Die Endodontologen haben eine Heidenangst vor dem koronalen Leck, auf Neudeutsch „coronal leakage“, das in ihren Augen für ihre hohe Misserfolgsquote verantwortlich ist. Dahinter steht die merkwürdige Vorstellung, ganz schlimme Bakterien aus der Mundhöhle würden sich unter völliger Nahrungskarenz durch Füllung, Aufbaufüllung und Wurzelfüllung quälen, mit dem Ziel und der Hoffnung, irgendwann halb verhungert aber glücklich die Wurzelspitze zu erreichen, um daselbst ihre eigentliche Bestimmung erfüllen und ein Granulom produzieren zu können. Die Meister unter den Bakterien sollen das sogar bei überkronten Zähnen schaffen.

Das allein hört sich so merkwürdig an, dass man es so schon kaum glauben mag. Nachgerade abwegig sind diese verzweifelten Erklärungen für den eigenen Misserfolg vor dem Hintergrund der Tatsache, dass gerade zum zweiten Mal histologisch nachgewiesen wurde, dass zahllose Bakterien die endodontische Behandlung im Hohlraumsystem, also auch ganz in der Nähe des Apex, überleben. Warum sollten diese wohl mit ihrer Vermehrung warten, bis die Kollegen aus der Mundhöhle endlich angereist kommen? Ich kann dafür keinen plausiblen Grund erkennen.

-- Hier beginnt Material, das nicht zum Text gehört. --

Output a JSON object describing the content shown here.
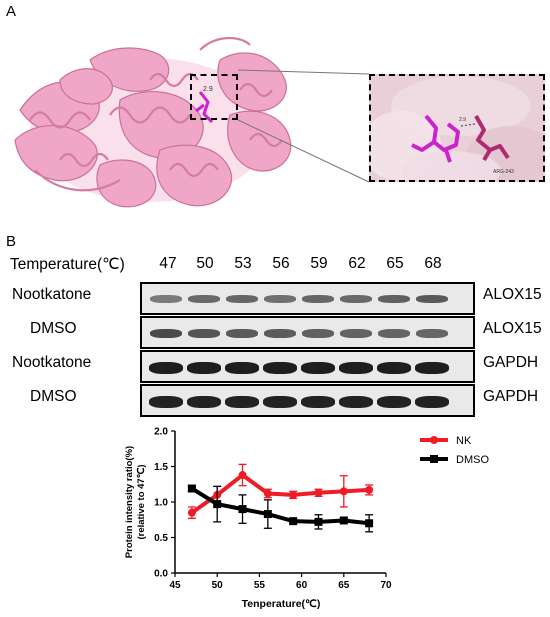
{
  "figure": {
    "panel_a_label": "A",
    "panel_b_label": "B",
    "structure": {
      "distance_label": "2.9",
      "inset_distance_label": "2.9",
      "residue_label": "ARG-243",
      "colors": {
        "protein": "#f0a3c5",
        "ligand": "#cc22cc",
        "surface": "#e9cfd7"
      }
    },
    "western_blot": {
      "temperature_header": "Temperature(℃)",
      "temperatures": [
        "47",
        "50",
        "53",
        "56",
        "59",
        "62",
        "65",
        "68"
      ],
      "rows": [
        {
          "left": "Nootkatone",
          "right": "ALOX15"
        },
        {
          "left": "DMSO",
          "right": "ALOX15"
        },
        {
          "left": "Nootkatone",
          "right": "GAPDH"
        },
        {
          "left": "DMSO",
          "right": "GAPDH"
        }
      ]
    }
  },
  "chart_data": {
    "type": "line",
    "title": "",
    "xlabel": "Tenperature(℃)",
    "ylabel": "Protein intensity ratio(%)",
    "ylabel2": "(relative to 47℃)",
    "xlim": [
      45,
      70
    ],
    "ylim": [
      0.0,
      2.0
    ],
    "xticks": [
      "45",
      "50",
      "55",
      "60",
      "65",
      "70"
    ],
    "yticks": [
      "0.0",
      "0.5",
      "1.0",
      "1.5",
      "2.0"
    ],
    "legend_position": "top-right",
    "grid": false,
    "series": [
      {
        "name": "NK",
        "color": "#ee1c25",
        "x": [
          47,
          50,
          53,
          56,
          59,
          62,
          65,
          68
        ],
        "y": [
          0.85,
          1.1,
          1.38,
          1.12,
          1.1,
          1.13,
          1.15,
          1.17
        ],
        "err": [
          0.08,
          0.12,
          0.15,
          0.06,
          0.05,
          0.05,
          0.22,
          0.07
        ]
      },
      {
        "name": "DMSO",
        "color": "#000000",
        "x": [
          47,
          50,
          53,
          56,
          59,
          62,
          65,
          68
        ],
        "y": [
          1.19,
          0.97,
          0.9,
          0.83,
          0.73,
          0.72,
          0.74,
          0.7
        ],
        "err": [
          0.03,
          0.25,
          0.2,
          0.2,
          0.02,
          0.1,
          0.03,
          0.12
        ]
      }
    ]
  }
}
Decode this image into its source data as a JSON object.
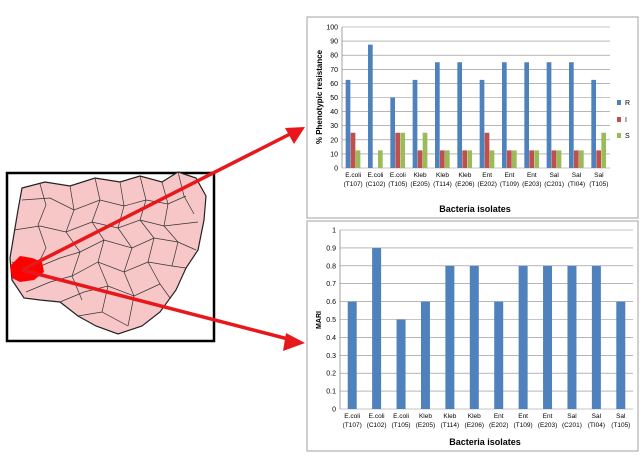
{
  "colors": {
    "R": "#4f81bd",
    "I": "#c0504d",
    "S": "#9bbb59",
    "map_fill": "#f7c6c7",
    "map_highlight": "#ff0000",
    "arrow": "#e8171b"
  },
  "chart_data": [
    {
      "type": "bar",
      "categories": [
        [
          "E.coli",
          "(T107)"
        ],
        [
          "E.coli",
          "(C102)"
        ],
        [
          "E.coli",
          "(T105)"
        ],
        [
          "Kleb",
          "(E205)"
        ],
        [
          "Kleb",
          "(T114)"
        ],
        [
          "Kleb",
          "(E206)"
        ],
        [
          "Ent",
          "(E202)"
        ],
        [
          "Ent",
          "(T109)"
        ],
        [
          "Ent",
          "(E203)"
        ],
        [
          "Sal",
          "(C201)"
        ],
        [
          "Sal",
          "(TI04)"
        ],
        [
          "Sal",
          "(T105)"
        ]
      ],
      "series": [
        {
          "name": "R",
          "values": [
            62.5,
            87.5,
            50,
            62.5,
            75,
            75,
            62.5,
            75,
            75,
            75,
            75,
            62.5
          ]
        },
        {
          "name": "I",
          "values": [
            25,
            0,
            25,
            12.5,
            12.5,
            12.5,
            25,
            12.5,
            12.5,
            12.5,
            12.5,
            12.5
          ]
        },
        {
          "name": "S",
          "values": [
            12.5,
            12.5,
            25,
            25,
            12.5,
            12.5,
            12.5,
            12.5,
            12.5,
            12.5,
            12.5,
            25
          ]
        }
      ],
      "xlabel": "Bacteria isolates",
      "ylabel": "% Phenotypic resistance",
      "ylim": [
        0,
        100
      ],
      "yticks": [
        "0",
        "10",
        "20",
        "30",
        "40",
        "50",
        "60",
        "70",
        "80",
        "90",
        "100"
      ],
      "grid": true,
      "legend": "right"
    },
    {
      "type": "bar",
      "categories": [
        [
          "E.coli",
          "(T107)"
        ],
        [
          "E.coli",
          "(C102)"
        ],
        [
          "E.coli",
          "(T105)"
        ],
        [
          "Kleb",
          "(E205)"
        ],
        [
          "Kleb",
          "(T114)"
        ],
        [
          "Kleb",
          "(E206)"
        ],
        [
          "Ent",
          "(E202)"
        ],
        [
          "Ent",
          "(T109)"
        ],
        [
          "Ent",
          "(E203)"
        ],
        [
          "Sal",
          "(C201)"
        ],
        [
          "Sal",
          "(TI04)"
        ],
        [
          "Sal",
          "(T105)"
        ]
      ],
      "values": [
        0.6,
        0.9,
        0.5,
        0.6,
        0.8,
        0.8,
        0.6,
        0.8,
        0.8,
        0.8,
        0.8,
        0.6
      ],
      "xlabel": "Bacteria isolates",
      "ylabel": "MARI",
      "ylim": [
        0,
        1
      ],
      "yticks": [
        "0",
        "0.1",
        "0.2",
        "0.3",
        "0.4",
        "0.5",
        "0.6",
        "0.7",
        "0.8",
        "0.9",
        "1"
      ],
      "grid": true
    }
  ]
}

Die aus Angst vor dem koronalen Leck geborene neue Mode bei den Endodontologen – es muss einfach etwas oder jemand Anderes Schuld sein als das eigene Behandlungsprotokoll- , den ersten Zentimeter der Wurzelkanäle nach Abfüllen noch einmal auszubohren und durch eine Kunststofffüllung in SÄT zu ersetzten, führt dazu, dass man sie ohne ein Dentalmikroskop nur noch unter sehr hohem Risiko der iatrogenen Schädigung (via falsa) revidieren kann. Vielleicht ist das ja auch Teil der Übung.

Ich sehe nicht länger ein, dass ich als Nachbehandler dieses Risiko auf mich nehmen soll. Deshalb schicke ich die betroffenen Patienten inzwischen mit einem schönen Gruß zurück zu ihrem Spezialisten, er möchte doch dieses Zeug, das nach meiner Überzeugung keinen anderen Sinn habe, außer die notwendige Revision und Ausheilung zu erschweren, bitte wieder herausmachen. Das machen sie dann auch. Aufbereiten können sie ja.  In der Folge habe ich mit solchen Fällen keine Mühe mehr, sondern kann ohne risikobehafteten Umweg sofort mit der eigentlichen Behandlung dieser einfachen bakteriellen Infektionskrankheit in diesem seit 100 Jahren vollständig beschriebenen anatomischen Umfeld beginnen.